Limit Laws
Operation with Functions
Objectives
- Combine functions using algebraic operations.
- Create a new function by composition of functions.
- Use the limit laws to evaluate the limit of a polynomial or rational function.
- Decompose a composite function into its component’s functions.
Summary
For two functions \(f(x)\) and \(g(x)\) with real number outputs, we define new functions \(f + g, f – g, fg,\) and \(f/g\) by the relation:
- \((f + g) (x) = f(x) + g(x)\)
- \((f – g) (x) = f(x) – g(x)\)
- \((fg)(x) = f(x)g(x)\)
- \((f/g)(x) = f(x) / g(x),\) where \(g(x) ≠ 0\)
When the output of one function is used as the input of another, we call the entire operation a composition of functions. For any input \(x\) and the functions \(f\) and \(g\), this action defines a composite function, which we write as \(f ⸰ g\) such that \((f ⸰ g)(x) = f(g(x))\)
The domain of the composite function \(f ⸰ g\) is all \(x\) such that \(x\) is in the domain of \(g\) and \(g(x)\) is in the domain of \(f\).
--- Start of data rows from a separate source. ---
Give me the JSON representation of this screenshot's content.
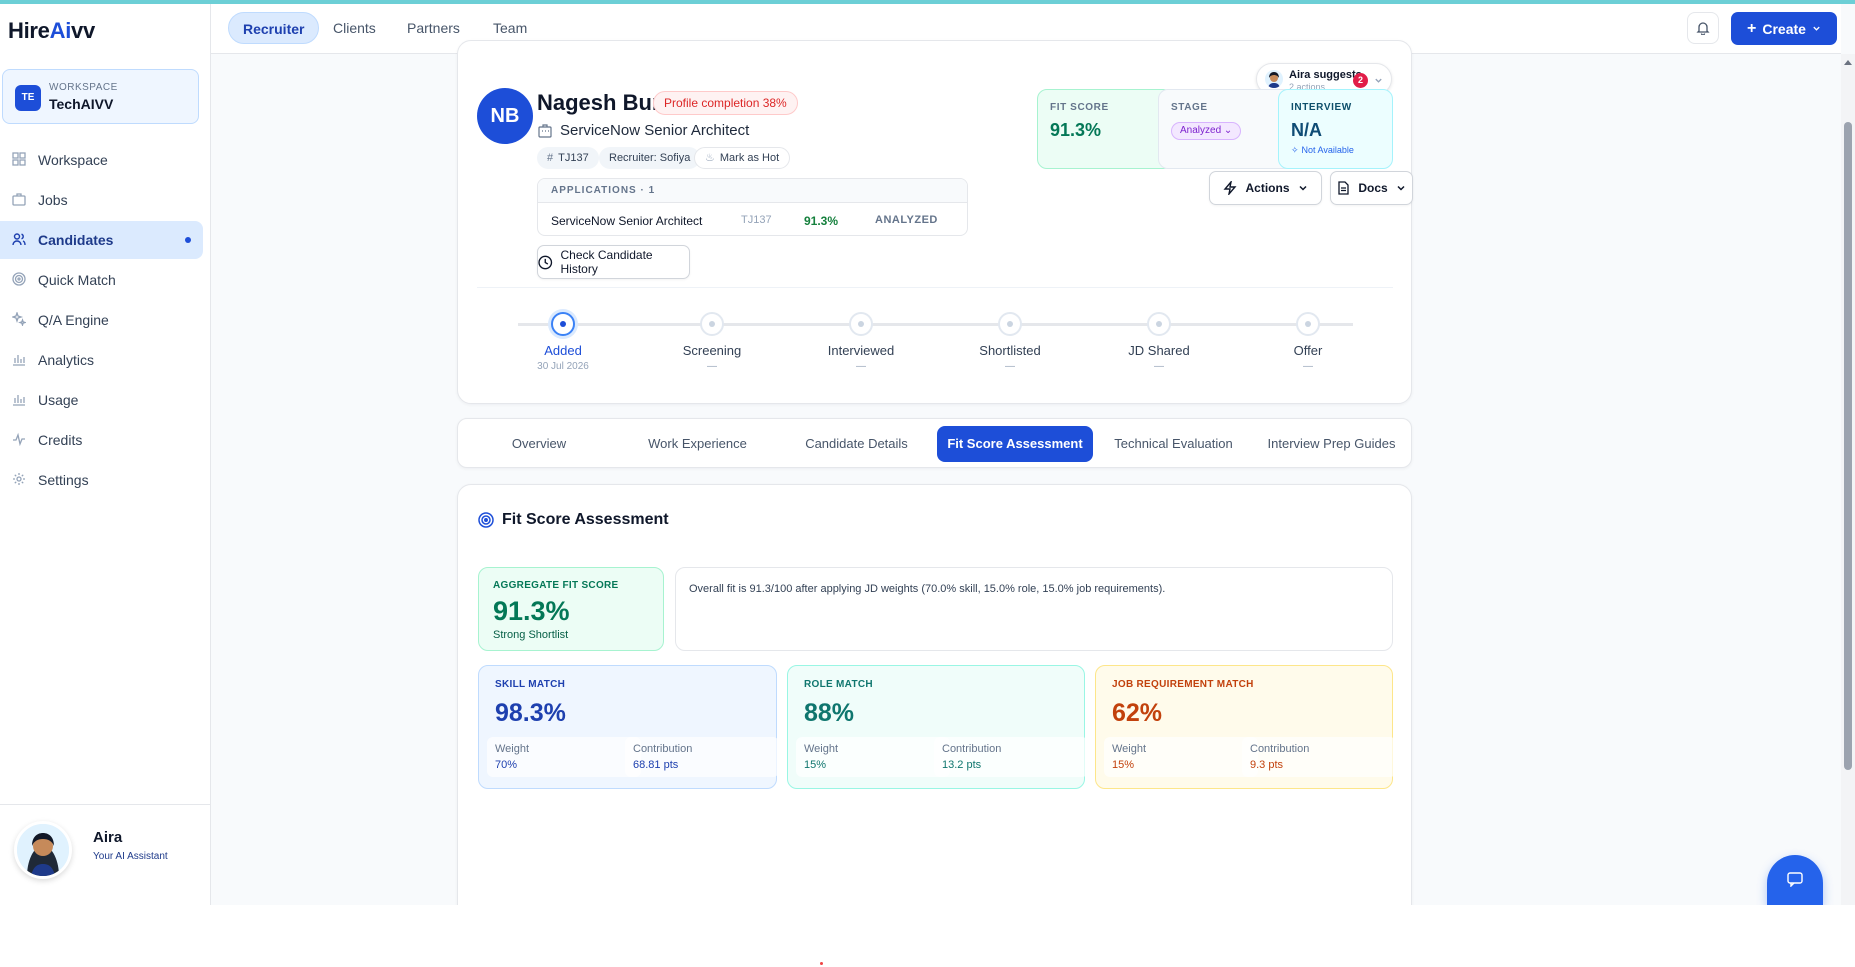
{
  "brand": {
    "pre": "Hire",
    "ai": "Ai",
    "post": "vv"
  },
  "workspace": {
    "badge": "TE",
    "label": "WORKSPACE",
    "name": "TechAIVV"
  },
  "nav": [
    {
      "label": "Workspace",
      "icon": "grid-icon"
    },
    {
      "label": "Jobs",
      "icon": "briefcase-icon"
    },
    {
      "label": "Candidates",
      "icon": "users-icon",
      "active": true
    },
    {
      "label": "Quick Match",
      "icon": "target-icon"
    },
    {
      "label": "Q/A Engine",
      "icon": "sparkle-icon"
    },
    {
      "label": "Analytics",
      "icon": "bar-chart-icon"
    },
    {
      "label": "Usage",
      "icon": "bar-chart-icon"
    },
    {
      "label": "Credits",
      "icon": "activity-icon"
    },
    {
      "label": "Settings",
      "icon": "gear-icon"
    }
  ],
  "assistant": {
    "name": "Aira",
    "subtitle": "Your AI Assistant"
  },
  "top_tabs": [
    "Recruiter",
    "Clients",
    "Partners",
    "Team"
  ],
  "create_label": "Create",
  "candidate": {
    "initials": "NB",
    "name": "Nagesh Bura",
    "profile_completion": "Profile completion 38%",
    "title": "ServiceNow Senior Architect",
    "id": "TJ137",
    "recruiter": "Recruiter: Sofiya",
    "mark_hot": "Mark as Hot"
  },
  "applications": {
    "header": "APPLICATIONS · 1",
    "rows": [
      {
        "title": "ServiceNow Senior Architect",
        "id": "TJ137",
        "score": "91.3%",
        "status": "ANALYZED"
      }
    ]
  },
  "history_button": "Check Candidate History",
  "suggest": {
    "title": "Aira suggests",
    "sub": "2 actions",
    "count": "2"
  },
  "stats": {
    "fit": {
      "label": "FIT SCORE",
      "value": "91.3%"
    },
    "stage": {
      "label": "STAGE",
      "value": "Analyzed"
    },
    "interview": {
      "label": "INTERVIEW",
      "value": "N/A",
      "note": "Not Available"
    }
  },
  "actions_label": "Actions",
  "docs_label": "Docs",
  "timeline": [
    {
      "name": "Added",
      "date": "30 Jul 2026",
      "active": true
    },
    {
      "name": "Screening",
      "date": "—"
    },
    {
      "name": "Interviewed",
      "date": "—"
    },
    {
      "name": "Shortlisted",
      "date": "—"
    },
    {
      "name": "JD Shared",
      "date": "—"
    },
    {
      "name": "Offer",
      "date": "—"
    }
  ],
  "tabs": [
    "Overview",
    "Work Experience",
    "Candidate Details",
    "Fit Score Assessment",
    "Technical Evaluation",
    "Interview Prep Guides"
  ],
  "active_tab": "Fit Score Assessment",
  "assessment": {
    "title": "Fit Score Assessment",
    "aggregate": {
      "label": "AGGREGATE FIT SCORE",
      "value": "91.3%",
      "verdict": "Strong Shortlist"
    },
    "summary": "Overall fit is 91.3/100 after applying JD weights (70.0% skill, 15.0% role, 15.0% job requirements).",
    "matches": [
      {
        "label": "SKILL MATCH",
        "value": "98.3%",
        "weight_label": "Weight",
        "weight": "70%",
        "contribution_label": "Contribution",
        "contribution": "68.81 pts",
        "color": "#1e40af"
      },
      {
        "label": "ROLE MATCH",
        "value": "88%",
        "weight_label": "Weight",
        "weight": "15%",
        "contribution_label": "Contribution",
        "contribution": "13.2 pts",
        "color": "#0f766e"
      },
      {
        "label": "JOB REQUIREMENT MATCH",
        "value": "62%",
        "weight_label": "Weight",
        "weight": "15%",
        "contribution_label": "Contribution",
        "contribution": "9.3 pts",
        "color": "#c2410c"
      }
    ]
  }
}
Remember the product is not the same as the composition of \(f(x)\) and \(g(x)\). \(f(x) g(x) ≠ /f(g(x))\)
The domain of a composite function \(f(g(x))\) is the set of those input \(x\) in the domain of \(g\) for which \(g(x)\) is the domain of \(f\).
If given the function composition \(f(g(x))\), determine its domain by:
- Find the domain of \(g\).
- Find the domain of \(f\)
- Find the inputs of \(x\) in the domain of g which \(g(x)\) is the domain of \(f\). Exclude the inputs \(x\) from the domain of \(g\) for which \(g(x)\) is not in the domain of \(f\). The resulting set is the domain of \(f ⸰ g\).